Hey @U0D5Y2403, cheers for the PR 🙏 I'm afraid I don't think we'll be able to make that exact fix though, due to a current constraint that the main query indices and Lucene stay in sync, even if the power cord's pulled out - if not, Crux unfortunately fails on next startup. We're looking at ways to relax this constraint in future releases - best that I defer to @U050DD55V and @U899JBRPF who are a little more in context 🙂

jonpither16:04:15

@U0D5Y2403 having more tx-ops in the tx may speed up. Are you able to see?

kevinmershon16:04:54

@U050DD55V I'm not sure what you are asking

kevinmershon16:04:19

Right now I have about 9k records that were individually written to the crux database. I dumped my lucene index and restarted crux, and it is averaging ~1 index op per second (150 minutes to sync up). At minimum on the crux side it should "batch" transactions with lucene and flush only once caught up. When realtime you can reasonably ask it to flush to disk every tx and ask for the callers to use bulkier transactions where possible, but for startup this is pretty terrible performance

jonpither16:04:39

that does sound extremely slow.
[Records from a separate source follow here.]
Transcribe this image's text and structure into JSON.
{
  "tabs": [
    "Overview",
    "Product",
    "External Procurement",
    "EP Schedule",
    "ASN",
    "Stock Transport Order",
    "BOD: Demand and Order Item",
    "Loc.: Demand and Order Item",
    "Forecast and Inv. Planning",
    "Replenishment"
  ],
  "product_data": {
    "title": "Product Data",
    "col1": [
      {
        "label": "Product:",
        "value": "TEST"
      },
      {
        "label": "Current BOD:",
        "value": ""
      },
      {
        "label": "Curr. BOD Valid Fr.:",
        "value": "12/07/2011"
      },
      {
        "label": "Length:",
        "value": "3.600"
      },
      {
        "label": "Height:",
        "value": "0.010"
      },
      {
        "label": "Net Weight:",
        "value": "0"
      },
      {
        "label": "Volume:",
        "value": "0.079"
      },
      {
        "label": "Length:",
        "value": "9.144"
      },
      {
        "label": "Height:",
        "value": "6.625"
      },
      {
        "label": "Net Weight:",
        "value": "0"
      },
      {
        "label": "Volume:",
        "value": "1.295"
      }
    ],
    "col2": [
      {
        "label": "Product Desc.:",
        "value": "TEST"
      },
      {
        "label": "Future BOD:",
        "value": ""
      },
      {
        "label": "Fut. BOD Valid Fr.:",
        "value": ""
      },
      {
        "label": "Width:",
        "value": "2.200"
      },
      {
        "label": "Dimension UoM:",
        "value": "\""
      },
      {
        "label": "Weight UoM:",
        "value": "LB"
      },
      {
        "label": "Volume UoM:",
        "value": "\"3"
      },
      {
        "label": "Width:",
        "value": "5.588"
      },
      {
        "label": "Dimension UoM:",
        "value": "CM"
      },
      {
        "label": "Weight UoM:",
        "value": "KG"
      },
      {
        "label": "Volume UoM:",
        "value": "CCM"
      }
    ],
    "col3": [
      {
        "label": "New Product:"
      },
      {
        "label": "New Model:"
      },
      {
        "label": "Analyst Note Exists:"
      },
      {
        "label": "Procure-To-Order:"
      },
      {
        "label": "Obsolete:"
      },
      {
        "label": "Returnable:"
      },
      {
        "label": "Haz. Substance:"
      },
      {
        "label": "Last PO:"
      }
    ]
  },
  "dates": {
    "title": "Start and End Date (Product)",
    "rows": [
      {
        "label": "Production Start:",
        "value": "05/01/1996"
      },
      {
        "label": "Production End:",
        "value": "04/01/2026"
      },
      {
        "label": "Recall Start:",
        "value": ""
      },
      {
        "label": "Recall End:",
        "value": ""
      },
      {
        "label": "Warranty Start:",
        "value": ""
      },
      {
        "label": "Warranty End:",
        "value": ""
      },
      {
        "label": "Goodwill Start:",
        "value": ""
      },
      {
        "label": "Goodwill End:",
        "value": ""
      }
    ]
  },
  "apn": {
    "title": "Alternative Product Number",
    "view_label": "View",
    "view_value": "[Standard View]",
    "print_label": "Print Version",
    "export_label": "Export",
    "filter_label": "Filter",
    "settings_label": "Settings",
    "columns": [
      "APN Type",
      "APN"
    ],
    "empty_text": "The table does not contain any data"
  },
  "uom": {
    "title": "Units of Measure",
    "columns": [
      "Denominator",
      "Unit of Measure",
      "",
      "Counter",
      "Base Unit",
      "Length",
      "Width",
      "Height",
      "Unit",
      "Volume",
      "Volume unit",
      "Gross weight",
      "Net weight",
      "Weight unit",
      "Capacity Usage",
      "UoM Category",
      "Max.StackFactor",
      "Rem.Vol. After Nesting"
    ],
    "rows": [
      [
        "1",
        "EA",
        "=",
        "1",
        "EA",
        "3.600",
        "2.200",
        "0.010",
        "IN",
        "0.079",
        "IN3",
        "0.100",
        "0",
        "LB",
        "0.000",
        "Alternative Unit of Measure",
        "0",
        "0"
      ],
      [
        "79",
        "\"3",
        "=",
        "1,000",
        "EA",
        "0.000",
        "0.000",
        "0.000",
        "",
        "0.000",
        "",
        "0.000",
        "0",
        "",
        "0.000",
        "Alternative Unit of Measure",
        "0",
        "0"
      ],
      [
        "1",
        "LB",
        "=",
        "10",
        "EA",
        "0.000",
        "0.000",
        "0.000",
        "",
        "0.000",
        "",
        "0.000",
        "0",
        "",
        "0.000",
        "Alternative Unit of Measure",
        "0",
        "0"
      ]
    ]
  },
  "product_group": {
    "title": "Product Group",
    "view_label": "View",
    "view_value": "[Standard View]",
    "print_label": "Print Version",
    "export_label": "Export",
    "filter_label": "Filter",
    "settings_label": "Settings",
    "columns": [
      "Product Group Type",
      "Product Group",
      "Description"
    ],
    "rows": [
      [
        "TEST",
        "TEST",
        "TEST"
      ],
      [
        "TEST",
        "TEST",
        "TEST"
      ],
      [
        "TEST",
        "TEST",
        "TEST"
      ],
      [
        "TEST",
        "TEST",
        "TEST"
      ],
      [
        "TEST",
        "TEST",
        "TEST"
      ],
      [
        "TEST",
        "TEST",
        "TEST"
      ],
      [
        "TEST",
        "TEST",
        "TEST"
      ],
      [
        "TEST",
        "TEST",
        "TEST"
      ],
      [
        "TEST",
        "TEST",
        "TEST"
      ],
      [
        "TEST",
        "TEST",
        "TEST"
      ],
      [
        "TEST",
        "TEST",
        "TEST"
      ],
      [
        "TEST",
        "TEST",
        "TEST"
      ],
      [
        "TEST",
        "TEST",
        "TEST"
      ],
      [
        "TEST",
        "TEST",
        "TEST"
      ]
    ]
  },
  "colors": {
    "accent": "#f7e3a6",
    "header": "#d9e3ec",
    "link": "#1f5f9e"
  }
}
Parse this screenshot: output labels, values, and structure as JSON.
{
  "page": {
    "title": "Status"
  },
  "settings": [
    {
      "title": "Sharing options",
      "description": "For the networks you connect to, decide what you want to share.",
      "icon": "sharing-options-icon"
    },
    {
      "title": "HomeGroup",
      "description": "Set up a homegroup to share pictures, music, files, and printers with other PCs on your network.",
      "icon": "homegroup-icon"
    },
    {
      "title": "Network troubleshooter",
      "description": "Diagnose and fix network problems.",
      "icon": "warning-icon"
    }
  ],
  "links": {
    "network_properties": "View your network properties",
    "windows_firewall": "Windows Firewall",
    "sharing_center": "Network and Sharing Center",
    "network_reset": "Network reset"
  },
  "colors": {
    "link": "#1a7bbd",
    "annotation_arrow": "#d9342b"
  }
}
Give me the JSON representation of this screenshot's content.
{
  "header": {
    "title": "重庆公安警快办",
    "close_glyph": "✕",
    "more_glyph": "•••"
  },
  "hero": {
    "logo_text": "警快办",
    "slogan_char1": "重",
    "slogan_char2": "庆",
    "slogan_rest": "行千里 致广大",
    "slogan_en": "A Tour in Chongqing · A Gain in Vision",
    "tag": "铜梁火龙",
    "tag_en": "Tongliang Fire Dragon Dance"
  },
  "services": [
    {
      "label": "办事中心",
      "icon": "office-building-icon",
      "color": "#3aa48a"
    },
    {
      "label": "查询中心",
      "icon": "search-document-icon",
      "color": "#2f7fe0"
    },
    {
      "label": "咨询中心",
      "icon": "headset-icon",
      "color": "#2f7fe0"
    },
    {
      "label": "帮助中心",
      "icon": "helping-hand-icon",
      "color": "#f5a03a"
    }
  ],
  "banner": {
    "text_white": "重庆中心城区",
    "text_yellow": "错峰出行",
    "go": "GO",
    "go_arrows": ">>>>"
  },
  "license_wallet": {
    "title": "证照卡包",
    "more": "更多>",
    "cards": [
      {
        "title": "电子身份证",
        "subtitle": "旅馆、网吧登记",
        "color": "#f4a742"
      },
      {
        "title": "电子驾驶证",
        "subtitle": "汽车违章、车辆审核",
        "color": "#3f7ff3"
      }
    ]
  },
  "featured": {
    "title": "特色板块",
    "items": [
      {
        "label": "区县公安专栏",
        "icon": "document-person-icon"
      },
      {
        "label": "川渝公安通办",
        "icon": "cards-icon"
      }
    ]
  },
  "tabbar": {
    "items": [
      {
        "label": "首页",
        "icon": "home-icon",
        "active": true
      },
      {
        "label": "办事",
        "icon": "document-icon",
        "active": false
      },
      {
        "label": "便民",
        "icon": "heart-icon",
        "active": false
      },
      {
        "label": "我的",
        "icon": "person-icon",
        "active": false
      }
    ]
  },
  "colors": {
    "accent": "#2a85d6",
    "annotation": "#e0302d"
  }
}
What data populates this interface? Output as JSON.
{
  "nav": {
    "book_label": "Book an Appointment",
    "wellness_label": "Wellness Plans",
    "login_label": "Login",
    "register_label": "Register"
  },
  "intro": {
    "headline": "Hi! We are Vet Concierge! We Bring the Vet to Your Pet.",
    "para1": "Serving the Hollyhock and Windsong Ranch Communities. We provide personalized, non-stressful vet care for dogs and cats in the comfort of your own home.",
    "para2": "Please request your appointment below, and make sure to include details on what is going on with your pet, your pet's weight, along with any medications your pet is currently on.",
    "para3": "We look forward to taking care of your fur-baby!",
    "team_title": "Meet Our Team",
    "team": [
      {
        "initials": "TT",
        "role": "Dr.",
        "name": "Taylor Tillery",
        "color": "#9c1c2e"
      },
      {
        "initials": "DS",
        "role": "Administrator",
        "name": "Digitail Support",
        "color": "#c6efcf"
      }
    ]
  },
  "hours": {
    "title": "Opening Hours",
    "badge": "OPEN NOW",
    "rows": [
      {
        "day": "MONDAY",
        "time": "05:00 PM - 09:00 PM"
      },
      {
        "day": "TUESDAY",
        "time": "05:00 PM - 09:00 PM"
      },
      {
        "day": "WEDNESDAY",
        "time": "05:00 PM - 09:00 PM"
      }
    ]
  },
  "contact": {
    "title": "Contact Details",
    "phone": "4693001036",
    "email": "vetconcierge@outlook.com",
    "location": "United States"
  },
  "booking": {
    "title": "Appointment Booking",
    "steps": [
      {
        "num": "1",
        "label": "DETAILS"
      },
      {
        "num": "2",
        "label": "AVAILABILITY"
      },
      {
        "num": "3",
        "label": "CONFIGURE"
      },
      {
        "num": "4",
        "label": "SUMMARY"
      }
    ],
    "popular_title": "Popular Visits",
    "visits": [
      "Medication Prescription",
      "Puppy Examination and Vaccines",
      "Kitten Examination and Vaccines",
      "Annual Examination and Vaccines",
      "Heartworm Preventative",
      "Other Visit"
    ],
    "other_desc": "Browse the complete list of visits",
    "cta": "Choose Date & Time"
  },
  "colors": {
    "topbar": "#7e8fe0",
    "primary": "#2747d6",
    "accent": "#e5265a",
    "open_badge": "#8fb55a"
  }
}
We have benchmarked Lucene ingestion, but I'll have an investigation on Monday - thanks for reportijng @U0D5Y2403

refset16:04:17

Hi, I just wrote up a comment on the PR, so let's keep track of the longer-form technical discussion on there if possible, but I'm happy to respond to other questions here 🙂 as Jon said, we'll definitely review this internally on Monday. Are you blocked on prototyping further by this?

kevinmershon16:04:48

👋 appreciate it 🙂

🙏 3
kevinmershon16:04:57

Not blocked. I'm using my own copy of lucene.clj for the time being but we hit a snag in building a reporting pipeline for running dual systems synchronized over kafka to move off our old platform. Payloads are sync'd one record at a time over kafka so I can't batch there because I don't get any info on whether this is the last record, etc.

kevinmershon16:04:00

It's actually fortunate that I dug into this now, because we also need to have keywords and nested fields indexed (our old data model suuuuuucks) so I can modify the indexer to know to do that, whereas the default one should obviously stay string-only

refset16:04:01

Great, that's a relief to know. Batching Crux transactions just for crux-lucene's sake is only really a solution for when prototyping / testing 🙂